Records 2 and 3 are subsets of Record 1, so they should be deleted.
Record 5 is a subset of Records 6, 7 and 8, so it should be deleted.
Record 7 is a subset of Records 6 and 8, so it should be deleted.
Record 9 is a subset of Record 10, so it should be deleted.

Remember that records are to be kept with userID.

This is my suggestion how deal with all subset deletes.

DELETE        s
FROM          (
SELECT recID,
col1,
col2,
col3,
userID,
CASE WHEN col1 = '' THEN 0 ELSE 1 END
+ CASE WHEN col2 = '' THEN 0 ELSE 1 END
+ CASE WHEN col3 = '' THEN 0 ELSE 1 END AS theItems
FROM   @Sample
) AS s
INNER JOIN    (
SELECT       MIN(recID) AS minID,
col1,
col2,
col3,
userID,
CASE WHEN col1 = '' THEN 0 ELSE 1 END
+ CASE WHEN col2 = '' THEN 0 ELSE 1 END
+ CASE WHEN col3 = '' THEN 0 ELSE 1 END AS theItems
FROM         @Sample
GROUP BY     col1,
col2,
col3,
userID,
CASE WHEN col1 = '' THEN 0 ELSE 1 END
+ CASE WHEN col2 = '' THEN 0 ELSE 1 END
+ CASE WHEN col3 = '' THEN 0 ELSE 1 END
) AS w ON w.userID = s.userID
AND w.minID <> s.recID
AND w.theItems >= s.theItems
WHERE         w.col1 = COALESCE(NULLIF(s.col1, ''), w.col1)
AND w.col2 = COALESCE(NULLIF(s.col2, ''), w.col2)
AND w.col3 = COALESCE(NULLIF(s.col3, ''), w.col3)

SELECT *
FROM   @Sample

Print | posted on Wednesday, October 15, 2008 5:26 PM | Filed Under [ Optimization SQL Server 2008 Algorithms SQL Server 2005 SQL Server 2000 ]

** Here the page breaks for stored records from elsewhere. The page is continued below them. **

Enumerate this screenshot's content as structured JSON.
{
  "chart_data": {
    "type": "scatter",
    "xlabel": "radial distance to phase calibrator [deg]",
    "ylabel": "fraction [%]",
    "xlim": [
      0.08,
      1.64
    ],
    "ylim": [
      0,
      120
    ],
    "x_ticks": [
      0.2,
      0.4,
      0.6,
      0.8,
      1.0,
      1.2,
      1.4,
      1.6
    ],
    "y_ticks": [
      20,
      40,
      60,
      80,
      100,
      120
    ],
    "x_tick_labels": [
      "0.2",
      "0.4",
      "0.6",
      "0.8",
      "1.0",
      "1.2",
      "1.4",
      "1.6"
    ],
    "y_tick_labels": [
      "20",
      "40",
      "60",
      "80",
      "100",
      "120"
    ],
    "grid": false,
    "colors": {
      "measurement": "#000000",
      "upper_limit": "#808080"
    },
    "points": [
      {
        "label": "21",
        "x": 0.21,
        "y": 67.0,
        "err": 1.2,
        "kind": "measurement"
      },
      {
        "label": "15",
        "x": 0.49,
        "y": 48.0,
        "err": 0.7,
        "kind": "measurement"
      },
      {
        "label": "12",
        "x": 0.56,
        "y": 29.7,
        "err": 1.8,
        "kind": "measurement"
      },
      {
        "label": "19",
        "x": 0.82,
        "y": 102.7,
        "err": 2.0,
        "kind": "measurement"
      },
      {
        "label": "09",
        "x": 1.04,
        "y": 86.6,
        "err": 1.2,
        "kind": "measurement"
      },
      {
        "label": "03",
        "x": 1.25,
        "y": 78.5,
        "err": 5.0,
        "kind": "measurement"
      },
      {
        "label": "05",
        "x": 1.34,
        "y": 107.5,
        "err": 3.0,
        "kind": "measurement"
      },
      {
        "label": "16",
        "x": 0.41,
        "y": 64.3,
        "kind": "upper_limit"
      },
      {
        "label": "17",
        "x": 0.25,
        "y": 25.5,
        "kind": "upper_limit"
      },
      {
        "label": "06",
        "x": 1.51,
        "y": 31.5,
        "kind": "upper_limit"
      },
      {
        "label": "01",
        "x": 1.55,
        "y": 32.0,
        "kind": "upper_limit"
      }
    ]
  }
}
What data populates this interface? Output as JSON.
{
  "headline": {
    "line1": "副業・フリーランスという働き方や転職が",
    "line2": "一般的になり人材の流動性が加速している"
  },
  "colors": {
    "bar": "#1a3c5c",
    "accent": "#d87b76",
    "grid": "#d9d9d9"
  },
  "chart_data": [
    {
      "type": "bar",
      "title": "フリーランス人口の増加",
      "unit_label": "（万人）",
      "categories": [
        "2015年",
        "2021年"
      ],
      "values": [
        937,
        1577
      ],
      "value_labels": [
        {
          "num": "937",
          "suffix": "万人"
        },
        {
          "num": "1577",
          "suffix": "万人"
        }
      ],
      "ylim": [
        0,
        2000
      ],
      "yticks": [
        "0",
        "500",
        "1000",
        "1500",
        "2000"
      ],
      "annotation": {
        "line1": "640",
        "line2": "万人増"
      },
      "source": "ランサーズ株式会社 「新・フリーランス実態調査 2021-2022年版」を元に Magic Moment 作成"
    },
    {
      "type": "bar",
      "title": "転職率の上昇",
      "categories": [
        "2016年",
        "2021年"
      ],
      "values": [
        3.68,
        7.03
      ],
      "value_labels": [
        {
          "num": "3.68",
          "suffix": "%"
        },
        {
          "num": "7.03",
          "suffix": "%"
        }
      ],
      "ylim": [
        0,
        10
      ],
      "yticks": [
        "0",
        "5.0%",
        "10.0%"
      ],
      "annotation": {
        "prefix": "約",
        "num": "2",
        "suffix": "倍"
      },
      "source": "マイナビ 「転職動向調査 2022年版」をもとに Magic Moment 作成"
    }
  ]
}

## #re: Delete all subset records

I guess I'm missing something...

DELETE a FROM @Sample a WHERE EXISTS (SELECT * FROM @Sample b WHERE
a.userID = b.userID AND a.recID <> b.recID
AND (a.col1 = b.col1 OR a.col1 = '')
AND (a.col2 = b.col2 OR a.col2 = '')
AND (a.col3 = b.col3 OR a.col3 = ''))

SELECT *
FROM @Sample

BTW - your comment about 9 and 10 should be the other way round I think.
10/15/2008 6:46 PM | Casual Observer

## #re: Delete all subset records

Fixed. Thank you.

The reason with using the "sum of value columns" is to have a triangular join ( n * m / 2) instead of a cross join (n * m).
10/15/2008 8:14 PM |

## #re: Delete all subset records

However, your suggestion needs to be changed to this

DELETE a
FROM @Sample AS a
INNER JOIN (
SELECT MIN(recID) AS recID,
col1,
col2,
col3,
userID
FROM @Sample
GROUP BY col1,
col2,
col3,
userID
) AS b ON b.userID = a.userID
AND b.recID <> a.recID
WHERE (a.col1 = b.col1 OR a.col1 = '')
AND (a.col2 = b.col2 OR a.col2 = '')
AND (a.col3 = b.col3 OR a.col3 = '')

for taking care of pure duplicates too.
10/15/2008 10:09 PM |
Comments have been closed on this topic.